O voto da bancada comunista defende que a Assembleia da República condene "as políticas que desrespeitam os direitos dos refugiados e migrantes, nomeadamente as adotadas pela administração Trump" e peça "políticas que respeitem os direitos" destas pessoas consagrados na lei internacional.

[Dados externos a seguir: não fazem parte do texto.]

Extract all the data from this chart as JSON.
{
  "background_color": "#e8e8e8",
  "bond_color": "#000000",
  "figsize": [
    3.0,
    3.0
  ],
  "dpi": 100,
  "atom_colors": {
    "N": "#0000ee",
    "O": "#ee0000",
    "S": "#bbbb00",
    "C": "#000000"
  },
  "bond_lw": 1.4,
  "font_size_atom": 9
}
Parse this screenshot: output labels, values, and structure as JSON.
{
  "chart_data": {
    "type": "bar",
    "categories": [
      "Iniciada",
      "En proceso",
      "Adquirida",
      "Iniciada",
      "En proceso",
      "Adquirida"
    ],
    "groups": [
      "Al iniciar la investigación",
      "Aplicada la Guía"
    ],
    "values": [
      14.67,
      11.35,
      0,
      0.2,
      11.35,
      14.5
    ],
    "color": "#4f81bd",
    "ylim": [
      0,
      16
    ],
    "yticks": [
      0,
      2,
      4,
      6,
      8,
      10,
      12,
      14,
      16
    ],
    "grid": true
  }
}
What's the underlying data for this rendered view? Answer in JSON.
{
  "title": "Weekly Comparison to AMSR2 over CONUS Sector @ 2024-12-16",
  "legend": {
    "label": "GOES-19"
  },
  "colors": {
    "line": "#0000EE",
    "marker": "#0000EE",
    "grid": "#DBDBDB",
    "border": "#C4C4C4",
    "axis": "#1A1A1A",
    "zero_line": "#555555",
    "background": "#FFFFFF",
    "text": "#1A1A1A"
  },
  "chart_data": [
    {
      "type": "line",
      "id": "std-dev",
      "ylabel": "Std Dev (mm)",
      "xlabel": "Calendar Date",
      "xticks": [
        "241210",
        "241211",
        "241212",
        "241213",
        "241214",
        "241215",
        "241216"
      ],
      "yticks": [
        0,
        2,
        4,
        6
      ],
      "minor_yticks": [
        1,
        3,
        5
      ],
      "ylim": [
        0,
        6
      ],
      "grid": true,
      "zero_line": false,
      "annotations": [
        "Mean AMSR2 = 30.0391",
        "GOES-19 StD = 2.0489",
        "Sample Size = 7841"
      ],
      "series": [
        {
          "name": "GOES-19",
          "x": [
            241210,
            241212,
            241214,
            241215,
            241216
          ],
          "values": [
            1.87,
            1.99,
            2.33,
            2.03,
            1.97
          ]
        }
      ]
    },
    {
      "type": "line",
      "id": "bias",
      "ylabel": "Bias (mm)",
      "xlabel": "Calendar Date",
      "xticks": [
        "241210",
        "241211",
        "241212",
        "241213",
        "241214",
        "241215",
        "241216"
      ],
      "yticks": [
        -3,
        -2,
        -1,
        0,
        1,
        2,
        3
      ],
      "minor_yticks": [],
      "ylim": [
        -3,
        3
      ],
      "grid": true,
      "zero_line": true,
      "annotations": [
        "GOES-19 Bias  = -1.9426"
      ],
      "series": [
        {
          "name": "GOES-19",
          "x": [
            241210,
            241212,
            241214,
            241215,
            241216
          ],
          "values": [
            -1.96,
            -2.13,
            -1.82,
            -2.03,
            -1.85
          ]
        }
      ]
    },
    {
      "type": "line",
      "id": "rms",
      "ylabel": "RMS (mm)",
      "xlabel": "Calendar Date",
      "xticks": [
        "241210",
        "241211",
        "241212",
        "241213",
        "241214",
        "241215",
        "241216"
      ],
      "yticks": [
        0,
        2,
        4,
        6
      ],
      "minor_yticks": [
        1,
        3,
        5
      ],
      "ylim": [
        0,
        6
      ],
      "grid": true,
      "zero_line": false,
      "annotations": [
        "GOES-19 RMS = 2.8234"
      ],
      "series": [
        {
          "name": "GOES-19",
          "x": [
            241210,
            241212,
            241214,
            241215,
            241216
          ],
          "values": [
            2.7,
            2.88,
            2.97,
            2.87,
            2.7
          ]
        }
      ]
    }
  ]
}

"Os refugiados e os migrantes não são nem uma ameaça nem os responsáveis da crise económica e social", refere o voto do PCP, cujo primeiro signatário é o líder do grupo parlamentar João Oliveira.

Na passada sexta-feira, Donald Trump assinou uma ordem executiva que suspende durante 120 dias o programa de acolhimento de refugiados nos Estados Unidos e congela durante 90 dias a emissão de vistos para os cidadãos de sete países de maioria muçulmana (Líbia, Sudão, Somália, Síria, Iraque, Irão e Iémen). Esta foi uma das medidas mais polémicas dos primeiros dias do mandato do 45.º Presidente dos EUA.